Posted by: bigcitylib | 2010-03-22 9:15:21 AM

Which is your choice. Something denied Major Tijssen and his friends.

Posted by: Publius | 2010-03-22 9:30:19 AM

Being an urbanite myself, I am honestly mistified by urbanite economic illiteracy. It's almost as if they want to send us back to the 15th century.

Posted by: Charles | 2010-03-22 9:59:48 AM

And notice BCL's statement, I'm beginning to think what most urbanites want is their own little dictatorship.

Posted by: Charles | 2010-03-22 10:01:14 AM

This article is entirely an Ontario affair. It does not apply in the real world.

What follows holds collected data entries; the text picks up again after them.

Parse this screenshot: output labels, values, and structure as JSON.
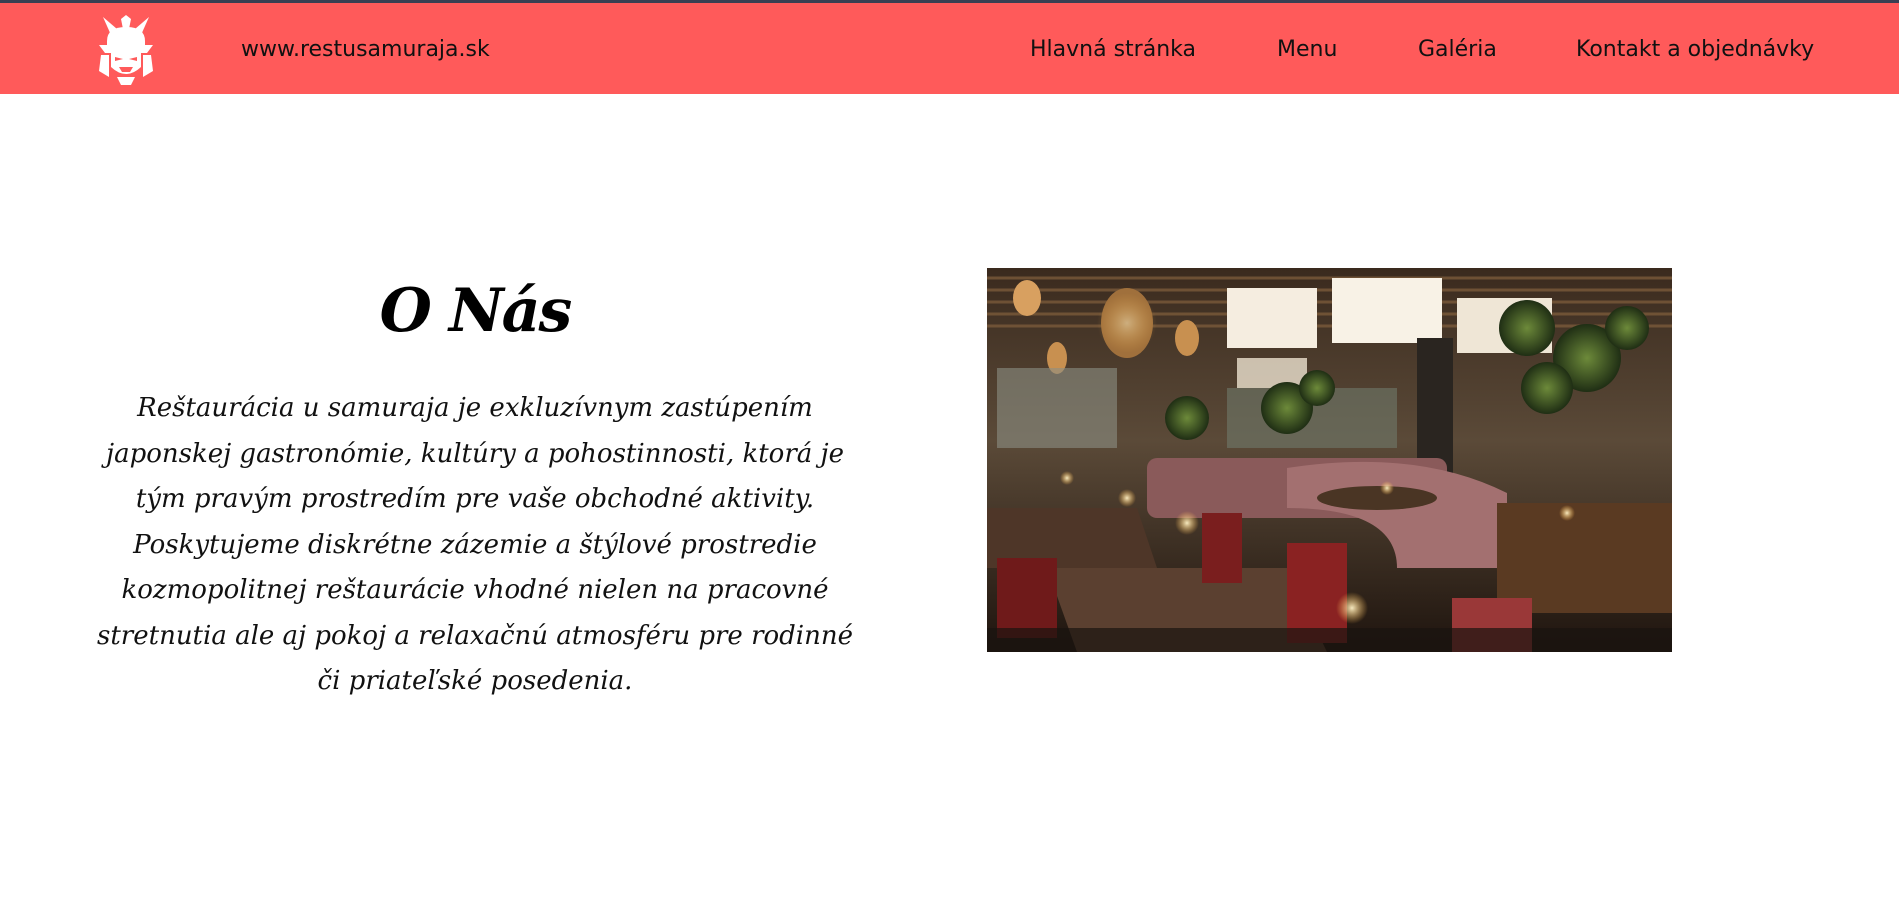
{
  "header": {
    "site_url": "www.restusamuraja.sk",
    "logo_icon": "samurai-helmet-icon",
    "nav": {
      "home": "Hlavná stránka",
      "menu": "Menu",
      "gallery": "Galéria",
      "contact": "Kontakt a objednávky"
    }
  },
  "about": {
    "title": "O Nás",
    "text": "Reštaurácia u samuraja je exkluzívnym zastúpením japonskej gastronómie, kultúry a pohostinnosti, ktorá je tým pravým prostredím pre vaše obchodné aktivity. Poskytujeme diskrétne zázemie a štýlové prostredie kozmopolitnej reštaurácie vhodné nielen na pracovné stretnutia ale aj pokoj a relaxačnú atmosféru pre rodinné či priateľské posedenia."
  },
  "colors": {
    "header_bg": "#ff5a5a",
    "top_line": "#3a3f52",
    "text": "#111111"
  }
}
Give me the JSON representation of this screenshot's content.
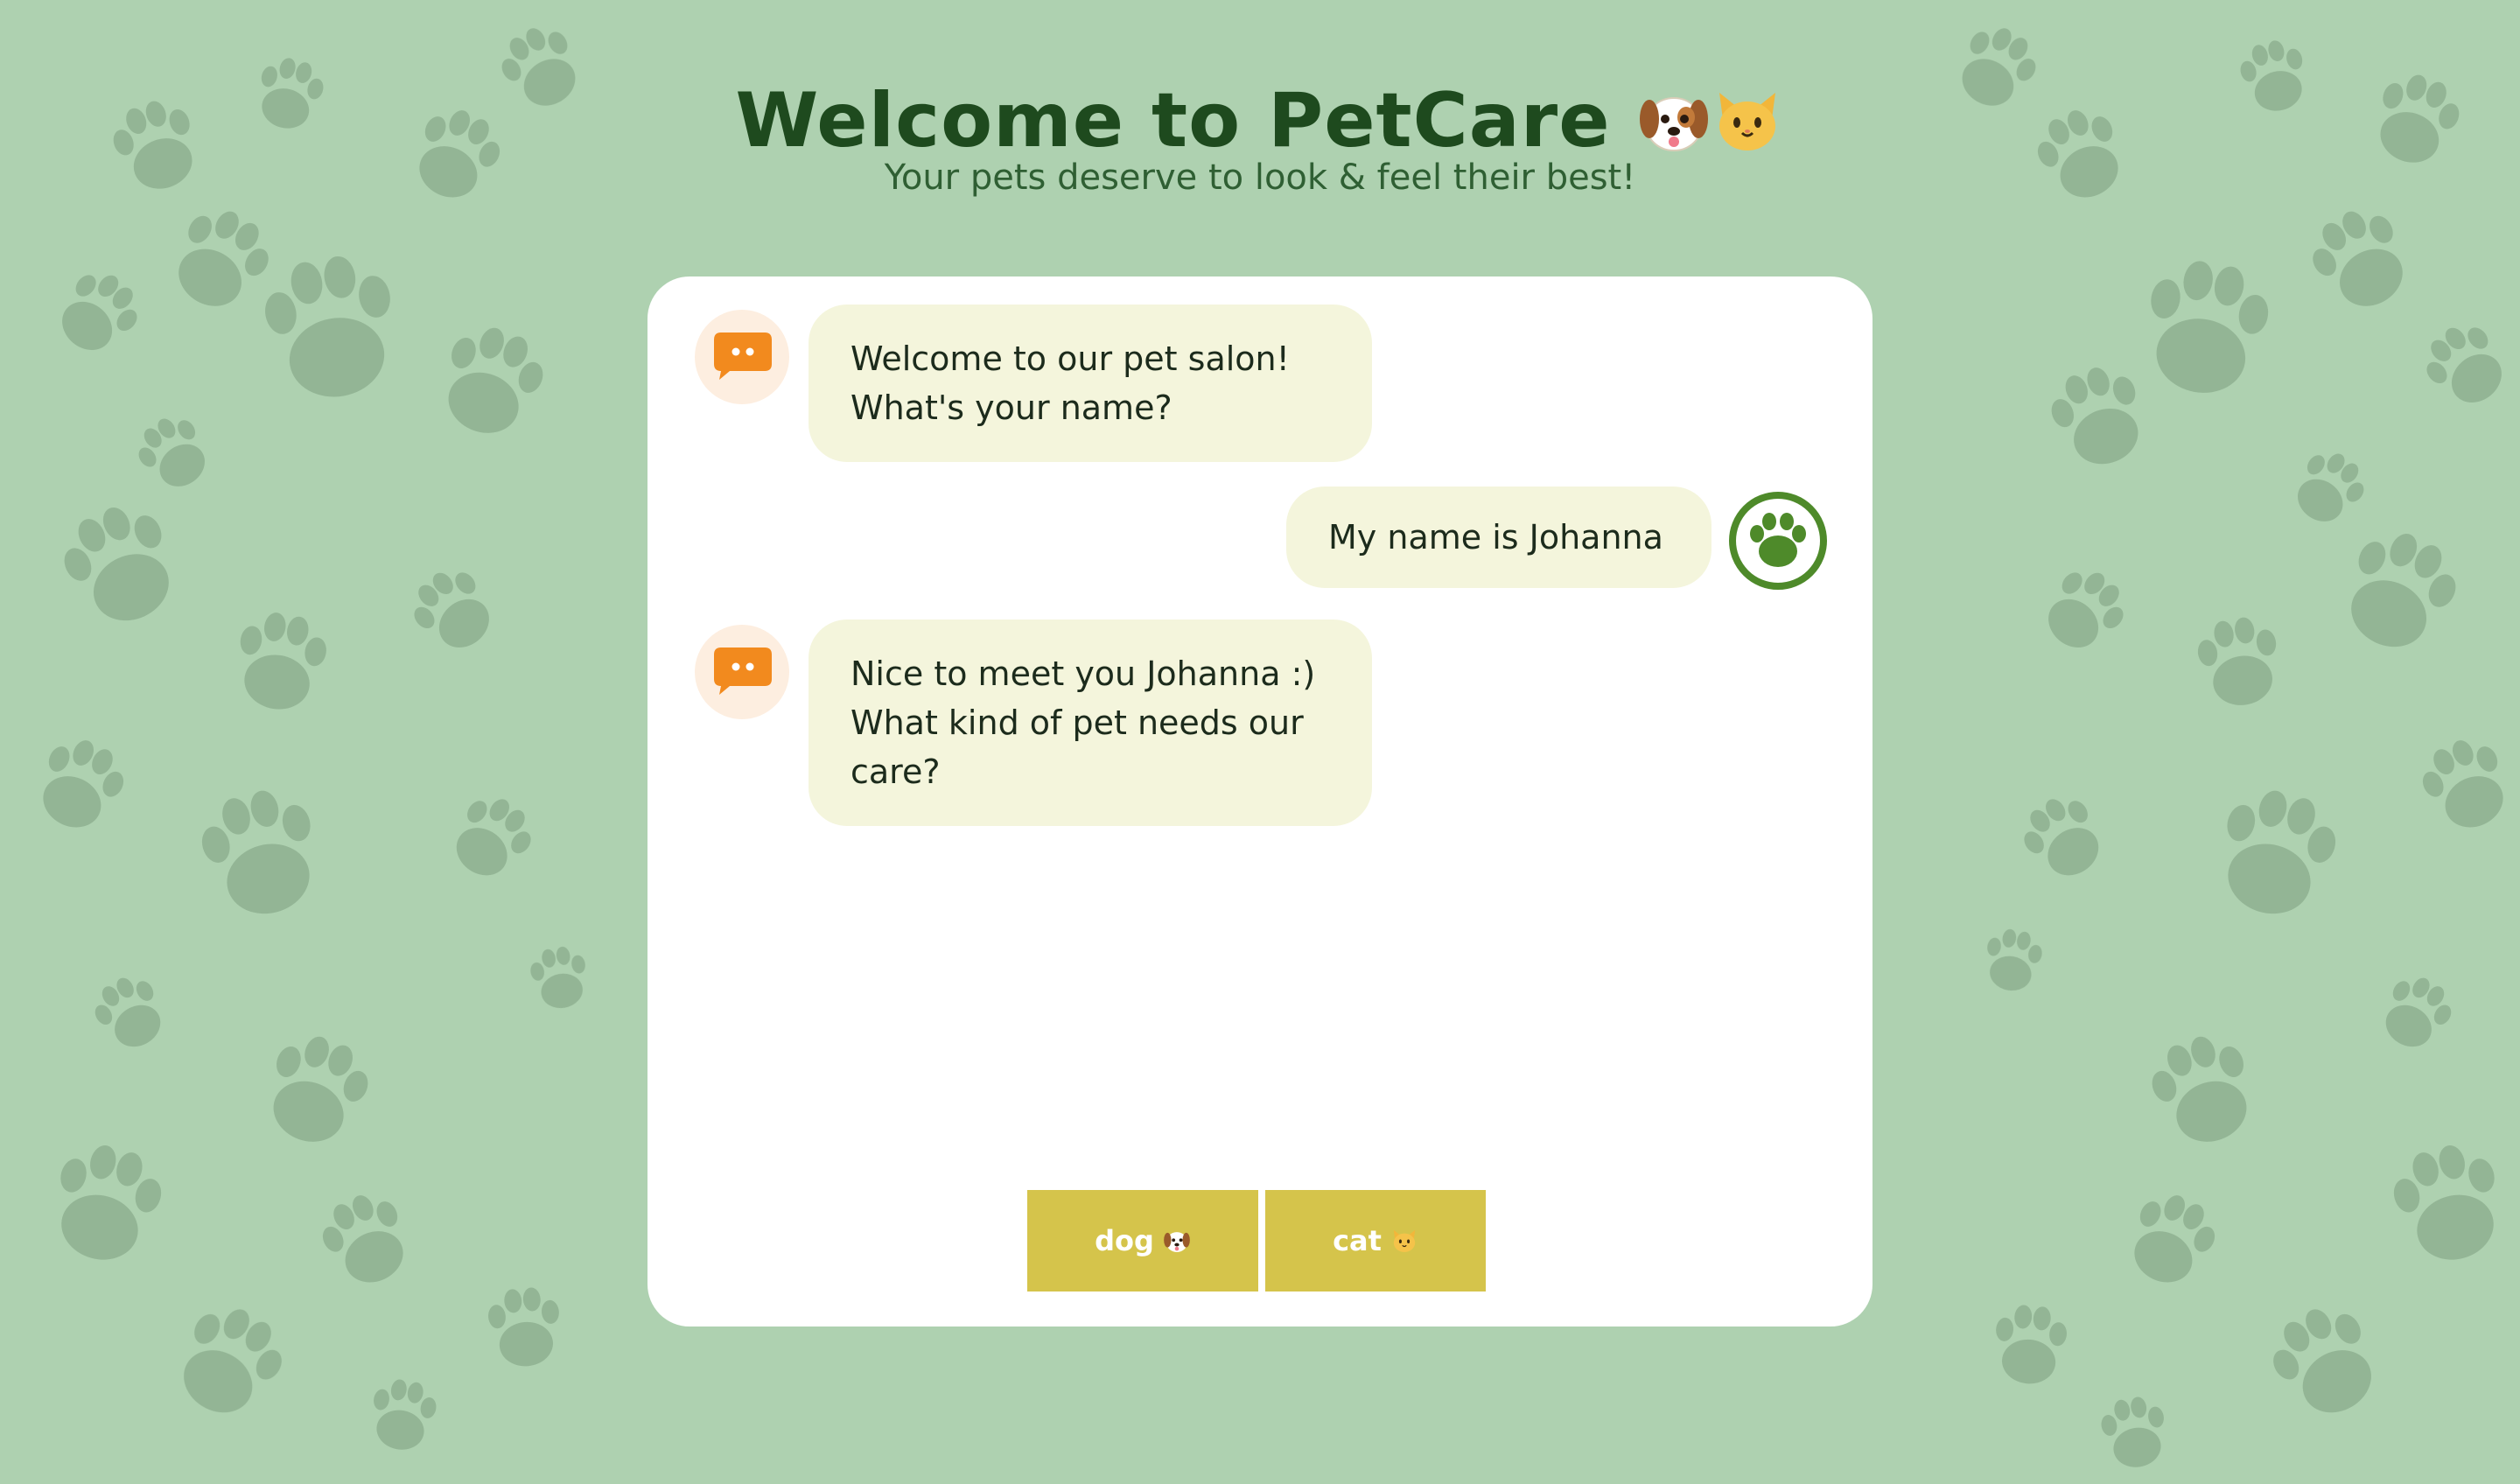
{
  "header": {
    "title": "Welcome to PetCare",
    "title_icons": [
      "dog-face-icon",
      "cat-face-icon"
    ],
    "subtitle": "Your pets deserve to look & feel their best!"
  },
  "chat": {
    "messages": [
      {
        "sender": "bot",
        "lines": [
          "Welcome to our pet salon!",
          "What's your name?"
        ]
      },
      {
        "sender": "user",
        "lines": [
          "My name is Johanna"
        ]
      },
      {
        "sender": "bot",
        "lines": [
          "Nice to meet you Johanna :)",
          "What kind of pet needs our",
          "care?"
        ]
      }
    ],
    "options": [
      {
        "label": "dog",
        "icon": "dog-face-icon"
      },
      {
        "label": "cat",
        "icon": "cat-face-icon"
      }
    ]
  },
  "colors": {
    "background": "#aed1b0",
    "title": "#1e4a1e",
    "bubble": "#f4f5dc",
    "bot_icon": "#f28a1e",
    "user_icon": "#4e8a2a",
    "button": "#d5c44b"
  }
}
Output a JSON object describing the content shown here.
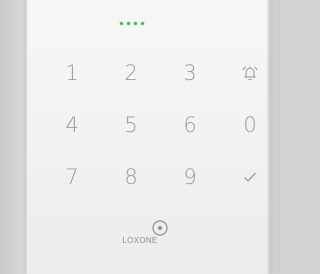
{
  "status": {
    "dots": 4,
    "color": "#2fbf4a"
  },
  "keypad": {
    "keys": [
      {
        "label": "1"
      },
      {
        "label": "2"
      },
      {
        "label": "3"
      },
      {
        "icon": "bell-icon"
      },
      {
        "label": "4"
      },
      {
        "label": "5"
      },
      {
        "label": "6"
      },
      {
        "label": "0"
      },
      {
        "label": "7"
      },
      {
        "label": "8"
      },
      {
        "label": "9"
      },
      {
        "icon": "check-icon"
      },
      {
        "icon": "home-circle-icon"
      }
    ]
  },
  "brand": {
    "logo_text": "LOXONE"
  }
}
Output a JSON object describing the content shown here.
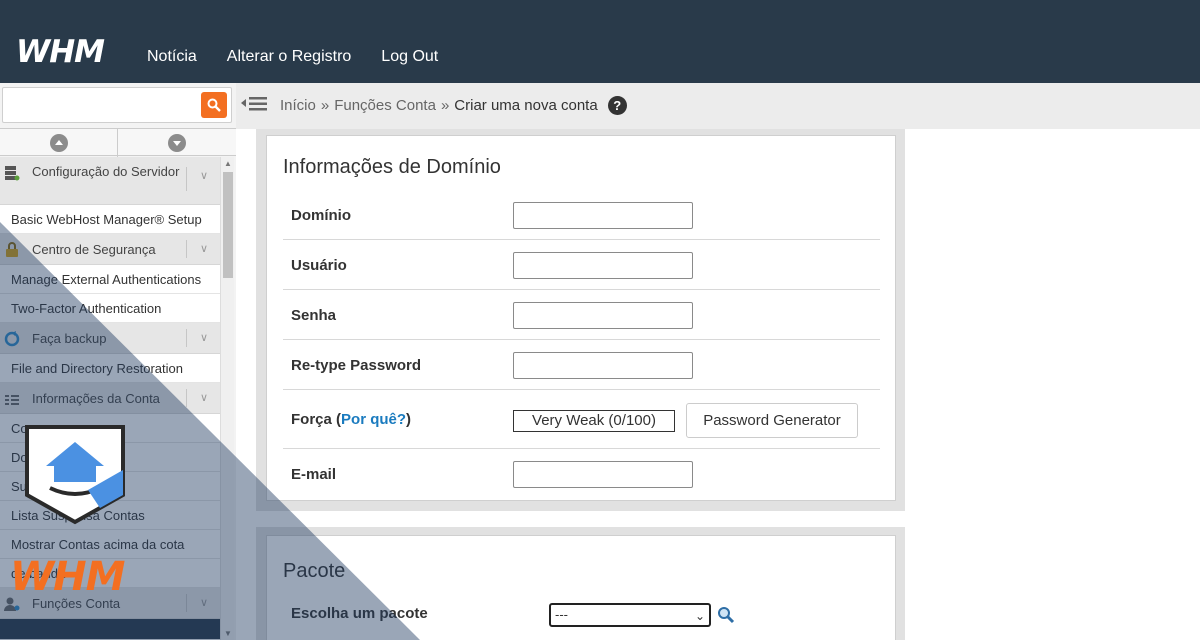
{
  "topbar": {
    "logo": "WHM",
    "nav": [
      "Notícia",
      "Alterar o Registro",
      "Log Out"
    ]
  },
  "sidebar": {
    "search": {
      "placeholder": ""
    },
    "sections": [
      {
        "icon": "server-config-icon",
        "label": "Configuração do Servidor",
        "items": [
          "Basic WebHost Manager® Setup"
        ]
      },
      {
        "icon": "lock-icon",
        "label": "Centro de Segurança",
        "items": [
          "Manage External Authentications",
          "Two-Factor Authentication"
        ]
      },
      {
        "icon": "backup-icon",
        "label": "Faça backup",
        "items": [
          "File and Directory Restoration"
        ]
      },
      {
        "icon": "account-info-icon",
        "label": "Informações da Conta",
        "items": [
          "Co",
          "Do                 ados lista",
          "Su",
          "Lista Suspensa Contas",
          "Mostrar Contas acima da cota",
          "               de banda"
        ]
      },
      {
        "icon": "account-functions-icon",
        "label": "Funções Conta",
        "items": []
      }
    ]
  },
  "breadcrumb": {
    "items": [
      "Início",
      "Funções Conta"
    ],
    "separator": "»",
    "current": "Criar uma nova conta",
    "help": "?"
  },
  "domain_panel": {
    "title": "Informações de Domínio",
    "fields": {
      "domain": "Domínio",
      "user": "Usuário",
      "password": "Senha",
      "retype": "Re-type Password",
      "strength_label": "Força",
      "strength_link": "Por quê?",
      "strength_value": "Very Weak (0/100)",
      "password_generator": "Password Generator",
      "email": "E-mail"
    }
  },
  "package_panel": {
    "title": "Pacote",
    "choose_label": "Escolha um pacote",
    "select_value": "---"
  },
  "watermark": {
    "logo_text": "WHM"
  },
  "colors": {
    "topbar": "#293a4a",
    "accent": "#f36f21",
    "link": "#1a7bbf",
    "watermark": "#2e5a9a"
  }
}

Posted by: Zebulon Pike | 2010-03-22 11:45:13 AM

Perhaps the urbanites should produce their own food and supply their own resources and leave others to lead their own lives. For people who are totally dependant on "hick" land for survival, they, for the most part, are so removed from the natural world as to be ignorant of reality. This is invariably the problem when cities become to big and a world unto themselves.

Posted by: Alain | 2010-03-22 12:22:11 PM

Good point, Alain. I have long contended that kids from urban schools should be taken on a field trip to a farm, a slaughterhouse, a factory, a logging camp, an oil well, and a mine, so they can see firsthand where their stuff comes from and that there is no such thing as a zero-impact organism.